There is a very thoughtful analysis by Eitan Levy of the conflict between Women of the Wall (WOW for short – and a very symbolic acronym it is – they really want to Wow everyone) and the majority of women who usually pray there. I highly recommend you read it – since it sheds light on why there is a conflict.
One of the comments, by Rebecca White, also caught my eye and explains what I have been thinking about this issue:
“This is more than being about autonomy. It is about one group imposing an incoherent redefinition of Judaism on everyone else.
Can WoW explain why I need to make masculine soul corrections? Teffilin and Tallit are not spiritual drugs that we women are being denied the privilege of some exclusive “fix” from. These tools are to *fix* men, in fact, they are to raise the feminine within them.

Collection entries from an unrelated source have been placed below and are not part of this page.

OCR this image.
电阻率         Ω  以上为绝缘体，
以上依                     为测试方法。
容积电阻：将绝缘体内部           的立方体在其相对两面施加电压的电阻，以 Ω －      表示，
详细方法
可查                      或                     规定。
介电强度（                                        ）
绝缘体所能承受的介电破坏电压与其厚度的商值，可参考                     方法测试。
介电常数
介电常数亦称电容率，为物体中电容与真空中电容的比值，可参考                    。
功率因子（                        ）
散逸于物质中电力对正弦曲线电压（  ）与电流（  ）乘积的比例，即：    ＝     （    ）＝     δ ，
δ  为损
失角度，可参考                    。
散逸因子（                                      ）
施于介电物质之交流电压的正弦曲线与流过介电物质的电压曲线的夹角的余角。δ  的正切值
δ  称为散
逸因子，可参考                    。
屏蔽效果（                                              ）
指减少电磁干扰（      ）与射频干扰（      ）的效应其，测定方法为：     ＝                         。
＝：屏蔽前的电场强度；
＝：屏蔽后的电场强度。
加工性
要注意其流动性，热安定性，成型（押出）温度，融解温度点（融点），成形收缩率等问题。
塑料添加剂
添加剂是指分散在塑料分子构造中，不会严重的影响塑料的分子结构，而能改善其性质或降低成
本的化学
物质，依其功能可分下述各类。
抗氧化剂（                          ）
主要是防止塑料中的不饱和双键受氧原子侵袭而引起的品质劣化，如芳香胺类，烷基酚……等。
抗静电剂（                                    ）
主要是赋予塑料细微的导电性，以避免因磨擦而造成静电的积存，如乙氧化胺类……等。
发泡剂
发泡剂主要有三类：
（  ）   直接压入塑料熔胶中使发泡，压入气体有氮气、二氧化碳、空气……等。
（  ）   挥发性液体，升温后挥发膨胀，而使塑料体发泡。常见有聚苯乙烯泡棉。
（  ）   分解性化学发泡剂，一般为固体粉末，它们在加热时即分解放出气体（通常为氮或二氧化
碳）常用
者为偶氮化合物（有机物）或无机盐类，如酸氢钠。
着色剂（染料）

Why do I need to do that? WoW need to explain why a male mitzvah (ie, a male tikkun/repair) is necessary for me and superior to my current way of praying. If you think I am oppressed and need to change and use men’s tools for soul correcting, please explain why!”
I apologize at the start for sounding condescending, but I always think of women wearing tallis and tefillin as silly. To me it is like a man putting a pillow under his shirt and saying he is pregnant. A man will never be pregnant, and as G-d has decided this is so it is obvious that he shouldn’t be. Wearing tallis and tefillin is a way for a man to improve himself spiritually. Women don’t need this mitzvah in order to improve ourselves. We have other ways to do that.
There is another thing missing in this whole conflict, and I don’t really understand where it went. In Hebrew it is called Kedushat Makom – loosely translated as the holiness of place.
I did not grow up in an Orthodox home – we lit candles on Chanukah, had two Pesach seders, and went to synagogue three days a year – two days of Rosh HaShana and one of Yom Kippur. We were somewhere between completely assimilated and a little bit traditional. On the other hand, my parents had a deep respect for Orthodox Jews in general and for the synagogue itself in particular. That is why my mother would stop at the entrance of the (Conservative) synagogue to put one of those cute little doily things on her hair before sitting down (next to my father of course) to pray. She didn’t cover her hair in general- but she respected the fact that this is what women should do in this type of place. She had a respect for what was appropriate, and was willing to change her normal way of dress as a sign of this respect.
What happened to this very simple understanding? Why do the Women of the Wall not understand this concept?